It might not sound like it, but Oracle is still in the high-end server business, at least when it comes to the big machines running its eponymous relational database. In fact, the company has launched a new generation of Exadata database servers, and the architecture of these machines shows what is – and what isn’t – important for a clustered database to work. better. At least one based on Oracle’s software stack.

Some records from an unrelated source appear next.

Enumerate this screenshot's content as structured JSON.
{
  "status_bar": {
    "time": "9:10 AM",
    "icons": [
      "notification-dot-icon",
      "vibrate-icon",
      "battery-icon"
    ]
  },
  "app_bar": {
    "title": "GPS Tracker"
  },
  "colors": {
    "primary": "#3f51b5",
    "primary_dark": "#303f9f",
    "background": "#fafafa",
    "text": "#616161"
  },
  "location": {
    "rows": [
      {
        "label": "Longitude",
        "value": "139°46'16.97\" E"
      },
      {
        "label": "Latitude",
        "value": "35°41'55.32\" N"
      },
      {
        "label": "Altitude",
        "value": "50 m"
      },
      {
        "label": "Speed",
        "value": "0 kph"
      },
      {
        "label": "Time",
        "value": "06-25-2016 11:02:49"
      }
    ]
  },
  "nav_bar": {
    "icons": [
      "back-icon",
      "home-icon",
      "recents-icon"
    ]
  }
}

The Exadata X1 database appliances officially debuted in September 2008, but Oracle had been shipping them to select customers for a year, just as the Great Recession was beginning and large companies were spending a fortune on big NUMA servers and storage area networks (SANs) with many Fiber Channel switches to link up. calculation to storage. They were looking for a way to spend less money, and Oracle worked with Hewlett Packard’s ProLiant server division to create a cluster using basic X86 servers, flash-accelerated storage engines, and an InfiniBand interconnect using direct access to. low latency remote memory. (RDMA) to tightly couple nodes for database and storage execution. Networking of clients was provided by Ethernet network interfaces. In a sense, Oracle was using InfiniBand as a backplane, and that’s why it took a stake in Mellanox Technologies at the time.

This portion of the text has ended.